13 'How to Write an Autobiographical Novel: Essays' by Alexander Chee
Mariner Books

Alexander Chee's 2018 essay collection How to Write an Autobiographical Novel is a coming-of-age story in the author's own words. He deftly elucidates formative experiences such as his father's death, growing up during the AIDS crisis, first loves, early jobs ... all while bending the essay genre in the most unexpected ways.

If you're a historical fiction fan (or even if you think you're not), definitely check out Chee's earlier work, The Queen of the Night. It's an operatic epic and a compelling 500-plus-page read with no slow parts.

14 ‘How to Do Nothing: Resisting the Attention Economy’ by Jenny Odell
Melville House
Now 33% off

You may be tempted to take a snap of the gorgeous cover of Jenny Odell's How to Do Nothing and post it on Instagram ... but that would be entirely missing the point. In her debut nonfiction book, Odell critiques the omnipresent digital strategy known as the “attention economy,” which is meant to keep users engaged, outraged, and constantly refreshing their feeds. 

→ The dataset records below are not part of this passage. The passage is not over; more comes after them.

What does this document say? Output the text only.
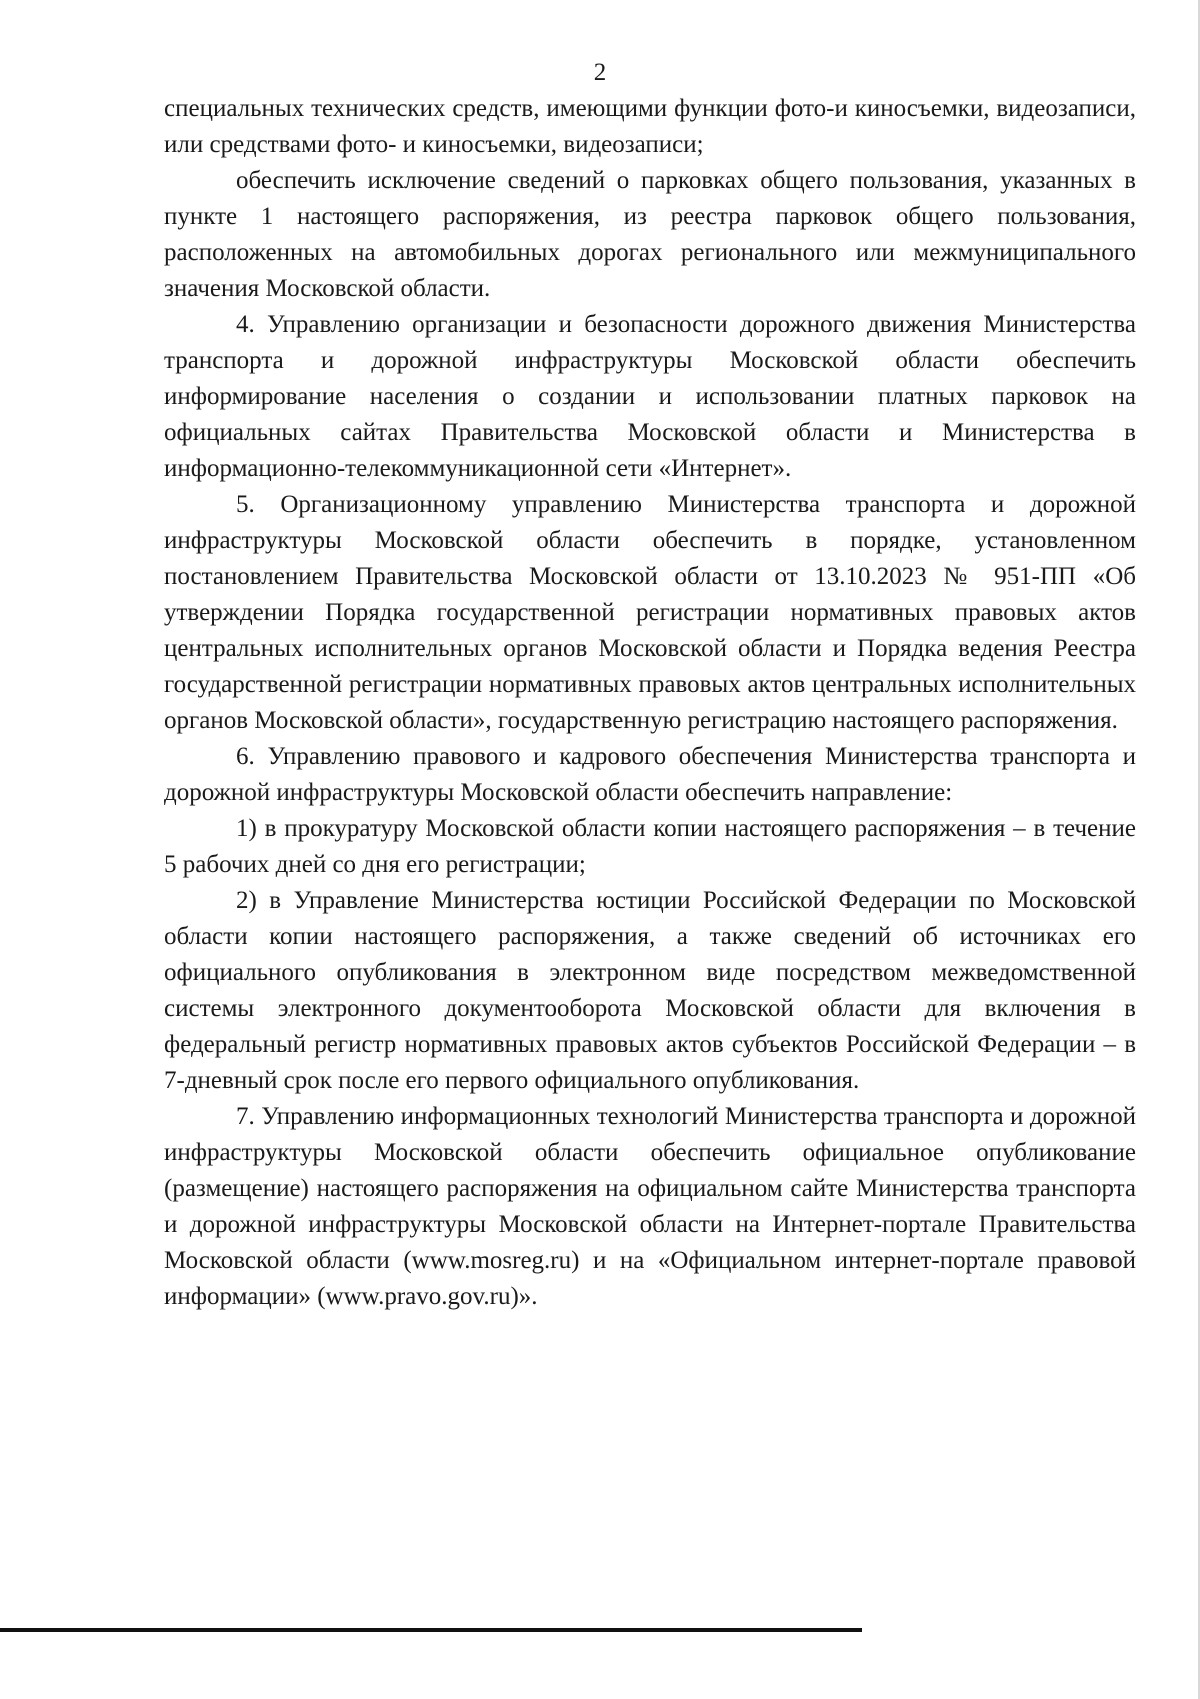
2

специальных технических средств, имеющими функции фото-и киносъемки, видеозаписи, или средствами фото- и киносъемки, видеозаписи;

обеспечить исключение сведений о парковках общего пользования, указанных в пункте 1 настоящего распоряжения, из реестра парковок общего пользования, расположенных на автомобильных дорогах регионального или межмуниципального значения Московской области.

4. Управлению организации и безопасности дорожного движения Министерства транспорта и дорожной инфраструктуры Московской области обеспечить информирование населения о создании и использовании платных парковок на официальных сайтах Правительства Московской области и Министерства в информационно-телекоммуникационной сети «Интернет».

5. Организационному управлению Министерства транспорта и дорожной инфраструктуры Московской области обеспечить в порядке, установленном постановлением Правительства Московской области от 13.10.2023 № 951-ПП «Об утверждении Порядка государственной регистрации нормативных правовых актов центральных исполнительных органов Московской области и Порядка ведения Реестра государственной регистрации нормативных правовых актов центральных исполнительных органов Московской области», государственную регистрацию настоящего распоряжения.

6. Управлению правового и кадрового обеспечения Министерства транспорта и дорожной инфраструктуры Московской области обеспечить направление:

1) в прокуратуру Московской области копии настоящего распоряжения – в течение 5 рабочих дней со дня его регистрации;

2) в Управление Министерства юстиции Российской Федерации по Московской области копии настоящего распоряжения, а также сведений об источниках его официального опубликования в электронном виде посредством межведомственной системы электронного документооборота Московской области для включения в федеральный регистр нормативных правовых актов субъектов Российской Федерации – в 7-дневный срок после его первого официального опубликования.

7. Управлению информационных технологий Министерства транспорта и дорожной инфраструктуры Московской области обеспечить официальное опубликование (размещение) настоящего распоряжения на официальном сайте Министерства транспорта и дорожной инфраструктуры Московской области на Интернет-портале Правительства Московской области (www.mosreg.ru) и на «Официальном интернет-портале правовой информации» (www.pravo.gov.ru)».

In one chapter, Odell illustrates her argument for attuning one's attention back toward the local bioregion with a poignant personal example. She learns of a weather event called an atmospheric river, in which trapped moisture from the Philippines is transported across the Pacific to fall as rain when it reaches Oakland, California. This surprising connection between the homeland of her mother's family and her current city of residence deepens her relationship to both places at once.

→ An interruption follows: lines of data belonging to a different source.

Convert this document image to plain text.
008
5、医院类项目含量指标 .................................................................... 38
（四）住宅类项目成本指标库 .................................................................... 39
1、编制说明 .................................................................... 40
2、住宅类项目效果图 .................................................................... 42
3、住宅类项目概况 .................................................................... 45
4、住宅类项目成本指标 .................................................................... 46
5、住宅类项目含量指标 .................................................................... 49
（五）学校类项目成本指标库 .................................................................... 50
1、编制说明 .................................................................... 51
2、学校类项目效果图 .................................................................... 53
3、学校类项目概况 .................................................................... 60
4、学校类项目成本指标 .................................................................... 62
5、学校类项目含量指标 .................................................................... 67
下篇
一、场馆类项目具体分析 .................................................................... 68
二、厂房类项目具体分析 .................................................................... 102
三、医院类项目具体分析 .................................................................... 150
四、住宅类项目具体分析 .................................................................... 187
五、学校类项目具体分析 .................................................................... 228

15 ‘The Incendiaries: A Novel’ by R.O. Kwon
Riverhead Books
Now 28% off

Fundamentalism, political extremism, and terrorism make for a perfect storm of doomsday scenarios, and the novel The Incendiaries is a compelling look into the darkest timeline. 

College students Phoebe and Will find themselves pulled into an underworld cult with ties to North Korea. Both students try to patch the profound sense of loss in their lives through acceptance by this group ... even when they're forced to commit some truly horrific atrocities.

Looking for a thriller of a different sort? Author R.O. Kwon also coedited the recently released Kink, an anthology of short fiction and erotica by some of today's most widely read literary luminaries.